運命の赤い糸
「おーっす」

 聞き覚えのある声に振り返ると、自転車に乗った北川がいた。

 キーッとブレーキを掛けて自転車を降りると、北川は私と並んで歩き出した。

「おーす。北川にしては帰宅早いじゃん。サッカー部休みなの?」

「野球部が週末試合らしいから、グランド全面貸してあげてんの。夕方から大雨って予報も出てるし、今日は切り上げちゃおうぜって」

 ふーん、なるほど。

 職員室に並んでるトロフィーが、野球部だらけになる訳だ。

 そういう私は文化祭実行委員の会議が終わって、さっき解放されたとこ。北川と帰りが一緒になるなんて、初めてのことかもしれない。


 一年生の時に同じクラスだった北川は、今でも時々LINEを送ってくる。

 『あんたに気があるんじゃないの?』なんて友だちは言うが、とりとめも無い内容ばかりでその可能性は低い。

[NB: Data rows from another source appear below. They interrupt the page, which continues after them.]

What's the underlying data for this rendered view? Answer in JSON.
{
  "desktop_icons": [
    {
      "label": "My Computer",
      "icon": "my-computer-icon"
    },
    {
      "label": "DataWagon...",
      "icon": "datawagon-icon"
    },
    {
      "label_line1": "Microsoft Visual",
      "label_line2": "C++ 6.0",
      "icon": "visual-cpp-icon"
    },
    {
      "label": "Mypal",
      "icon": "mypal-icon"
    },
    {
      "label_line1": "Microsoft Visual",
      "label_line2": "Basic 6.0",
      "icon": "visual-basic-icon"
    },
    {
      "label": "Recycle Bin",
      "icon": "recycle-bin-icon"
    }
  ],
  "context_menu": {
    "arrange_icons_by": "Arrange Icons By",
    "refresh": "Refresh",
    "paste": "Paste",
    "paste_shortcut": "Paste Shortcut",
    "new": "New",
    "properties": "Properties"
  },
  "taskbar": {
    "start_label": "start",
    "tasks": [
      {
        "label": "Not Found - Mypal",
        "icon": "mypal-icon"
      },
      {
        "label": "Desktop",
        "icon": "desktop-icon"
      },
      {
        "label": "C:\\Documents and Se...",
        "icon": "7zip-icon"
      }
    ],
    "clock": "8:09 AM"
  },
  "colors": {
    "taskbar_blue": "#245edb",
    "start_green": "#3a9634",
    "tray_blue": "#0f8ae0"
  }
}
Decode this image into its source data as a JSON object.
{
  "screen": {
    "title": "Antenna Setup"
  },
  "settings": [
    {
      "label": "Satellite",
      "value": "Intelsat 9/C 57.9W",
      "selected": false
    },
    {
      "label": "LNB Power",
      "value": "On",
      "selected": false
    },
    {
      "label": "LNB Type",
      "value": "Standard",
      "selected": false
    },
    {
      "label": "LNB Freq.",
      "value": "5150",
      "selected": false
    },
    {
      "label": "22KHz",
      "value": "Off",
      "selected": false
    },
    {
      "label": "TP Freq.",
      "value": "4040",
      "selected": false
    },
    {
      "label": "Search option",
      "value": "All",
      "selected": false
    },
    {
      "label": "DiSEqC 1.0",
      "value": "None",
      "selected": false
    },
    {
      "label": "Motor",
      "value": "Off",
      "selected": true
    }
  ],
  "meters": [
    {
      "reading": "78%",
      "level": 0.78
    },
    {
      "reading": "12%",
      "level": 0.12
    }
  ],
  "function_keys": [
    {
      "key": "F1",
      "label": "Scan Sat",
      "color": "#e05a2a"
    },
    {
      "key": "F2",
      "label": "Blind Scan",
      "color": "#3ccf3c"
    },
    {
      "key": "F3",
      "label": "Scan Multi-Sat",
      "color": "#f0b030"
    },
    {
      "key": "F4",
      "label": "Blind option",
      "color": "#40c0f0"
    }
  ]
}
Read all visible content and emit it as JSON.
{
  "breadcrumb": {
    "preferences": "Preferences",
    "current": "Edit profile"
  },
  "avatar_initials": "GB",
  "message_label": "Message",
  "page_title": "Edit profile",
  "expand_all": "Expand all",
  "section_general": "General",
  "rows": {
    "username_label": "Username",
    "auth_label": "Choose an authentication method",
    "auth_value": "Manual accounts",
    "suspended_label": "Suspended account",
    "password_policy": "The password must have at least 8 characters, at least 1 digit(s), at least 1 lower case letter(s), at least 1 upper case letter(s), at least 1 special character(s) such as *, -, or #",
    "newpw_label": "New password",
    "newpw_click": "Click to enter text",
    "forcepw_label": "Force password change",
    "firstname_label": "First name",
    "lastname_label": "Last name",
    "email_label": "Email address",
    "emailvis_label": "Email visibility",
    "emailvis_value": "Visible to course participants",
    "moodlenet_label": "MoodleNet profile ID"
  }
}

「なあなあ、お前のクラスの田中と藤野が付き合ってるってホント?」

 ほらね、こんな調子だ。

「なんで? 藤野ちゃんに気でもあるの?」

「いやいや、違えーよ。マックで二人で飯食ってたんだってさ。ほら、駅前の」

「ぷっ。マックで一緒に食べてるだけで、付き合ってるって言われちゃうのヤバくない? それなら一緒に歩いてる私たちだってヤバいじゃん」

 ケラケラと笑う私に、何故か真顔になる北川。

 な、なんだよその表情。

「じゃ、じゃあさ、お前付き合って無い男とも一緒にマック行ったりするわけ?」

「いやあ、マックくらい行くっしょ。行くよ全然」

「行った事あるわけ……? 男と二人で」

「うーん……無いな」

 そう言うと、二人で声を上げて笑った。